During interviews with different media outlets, Peña Nieto said that he will retire from politics at the end of his term.
One of the most challenging parts of the year for Peña Nieto was the increase in gas prices which led to a series of protests, riots and fuel thefts across the country.
As far as accomplishments, the Senate approved the creation of the Public Participation Council (CPC) as part of the National Anti-Corruption System (SNA) and the capture of former governors Javier Duarte de Ochoa of Veracruz and Tomás Yarrington Ruvalcaba of Tamaulipas.
Peña Nieto said he is a proud Institutional Revolutionary Party (PRI) president and that he is not focusing on his possible successor just yet, but he did say that this person should be someone with a clear vision of where they want to steer the country and have an honest, clean and prestigious record.

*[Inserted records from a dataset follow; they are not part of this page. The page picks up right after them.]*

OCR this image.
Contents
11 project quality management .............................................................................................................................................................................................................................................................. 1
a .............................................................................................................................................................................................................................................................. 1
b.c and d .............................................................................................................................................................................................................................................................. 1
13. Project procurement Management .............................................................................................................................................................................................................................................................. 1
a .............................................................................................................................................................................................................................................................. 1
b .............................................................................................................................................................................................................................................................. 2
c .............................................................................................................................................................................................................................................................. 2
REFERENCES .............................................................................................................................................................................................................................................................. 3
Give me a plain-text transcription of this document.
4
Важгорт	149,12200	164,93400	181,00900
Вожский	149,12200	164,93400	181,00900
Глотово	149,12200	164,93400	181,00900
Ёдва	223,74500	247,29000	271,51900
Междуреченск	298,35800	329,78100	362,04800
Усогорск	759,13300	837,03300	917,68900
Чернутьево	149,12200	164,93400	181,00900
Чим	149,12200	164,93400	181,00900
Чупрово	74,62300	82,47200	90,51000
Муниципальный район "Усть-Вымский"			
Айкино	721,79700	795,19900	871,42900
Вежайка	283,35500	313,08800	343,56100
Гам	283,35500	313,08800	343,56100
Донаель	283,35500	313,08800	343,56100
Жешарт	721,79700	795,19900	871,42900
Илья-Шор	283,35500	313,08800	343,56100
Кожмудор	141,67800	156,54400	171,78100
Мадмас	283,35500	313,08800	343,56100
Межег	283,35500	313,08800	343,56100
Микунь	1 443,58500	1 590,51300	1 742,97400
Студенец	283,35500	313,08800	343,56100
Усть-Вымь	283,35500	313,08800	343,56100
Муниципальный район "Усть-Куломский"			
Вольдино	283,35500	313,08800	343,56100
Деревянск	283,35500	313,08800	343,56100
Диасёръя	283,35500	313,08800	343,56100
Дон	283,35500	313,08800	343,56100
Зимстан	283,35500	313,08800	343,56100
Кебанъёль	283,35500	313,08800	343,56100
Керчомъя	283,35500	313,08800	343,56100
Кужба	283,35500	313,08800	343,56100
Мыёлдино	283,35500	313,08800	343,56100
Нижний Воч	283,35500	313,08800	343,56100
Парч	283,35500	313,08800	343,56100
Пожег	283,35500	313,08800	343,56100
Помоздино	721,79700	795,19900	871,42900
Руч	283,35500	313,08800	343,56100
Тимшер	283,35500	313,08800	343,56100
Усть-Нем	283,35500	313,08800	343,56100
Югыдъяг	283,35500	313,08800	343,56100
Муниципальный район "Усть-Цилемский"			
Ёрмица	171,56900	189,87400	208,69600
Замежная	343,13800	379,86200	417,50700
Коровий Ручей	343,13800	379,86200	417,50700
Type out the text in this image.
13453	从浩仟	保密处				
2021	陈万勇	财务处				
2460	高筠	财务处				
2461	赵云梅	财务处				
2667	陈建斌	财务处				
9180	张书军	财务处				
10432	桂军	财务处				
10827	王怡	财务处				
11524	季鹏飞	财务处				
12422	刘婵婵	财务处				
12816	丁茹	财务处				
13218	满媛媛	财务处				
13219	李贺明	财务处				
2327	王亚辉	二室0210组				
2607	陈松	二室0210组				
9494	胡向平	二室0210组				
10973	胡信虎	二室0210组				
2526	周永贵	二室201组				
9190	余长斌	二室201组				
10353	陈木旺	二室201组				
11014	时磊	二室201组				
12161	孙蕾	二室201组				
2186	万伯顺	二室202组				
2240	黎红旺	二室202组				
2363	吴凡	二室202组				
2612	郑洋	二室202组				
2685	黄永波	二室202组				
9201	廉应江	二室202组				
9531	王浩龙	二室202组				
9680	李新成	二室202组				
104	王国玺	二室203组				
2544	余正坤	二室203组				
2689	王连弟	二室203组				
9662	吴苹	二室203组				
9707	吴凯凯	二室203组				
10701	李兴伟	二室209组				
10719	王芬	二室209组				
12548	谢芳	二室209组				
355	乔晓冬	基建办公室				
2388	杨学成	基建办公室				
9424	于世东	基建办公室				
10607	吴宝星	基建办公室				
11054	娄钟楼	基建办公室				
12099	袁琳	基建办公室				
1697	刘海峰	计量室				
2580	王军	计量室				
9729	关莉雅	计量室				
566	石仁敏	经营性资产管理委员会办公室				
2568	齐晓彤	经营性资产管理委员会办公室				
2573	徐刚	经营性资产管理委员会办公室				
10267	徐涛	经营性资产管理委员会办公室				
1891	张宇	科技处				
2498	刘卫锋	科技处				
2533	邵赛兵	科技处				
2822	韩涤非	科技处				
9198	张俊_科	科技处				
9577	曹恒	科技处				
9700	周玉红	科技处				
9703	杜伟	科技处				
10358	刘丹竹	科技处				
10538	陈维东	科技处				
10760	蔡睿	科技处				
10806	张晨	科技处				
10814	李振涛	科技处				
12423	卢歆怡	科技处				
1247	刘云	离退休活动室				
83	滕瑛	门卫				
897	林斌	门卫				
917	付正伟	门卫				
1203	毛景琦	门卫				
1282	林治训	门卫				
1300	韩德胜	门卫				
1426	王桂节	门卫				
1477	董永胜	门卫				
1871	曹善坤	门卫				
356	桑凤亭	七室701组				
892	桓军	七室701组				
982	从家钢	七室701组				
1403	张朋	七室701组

In a break with the past, Peña Nieto has started referencing political figures like Andrés Manuel López Obrador (AMLO) who’s future vision for the country stands in complete contrast with his own.
Peña Nieto’s sixth and final year comes with many challenges such as renegotiating the North America Free Trade Agreement (NAFTA) with the United States and Canada and elections around the country at both the federal and state level.
President Peña Nieto will deliver his State of the Nation Address to Congress this Friday.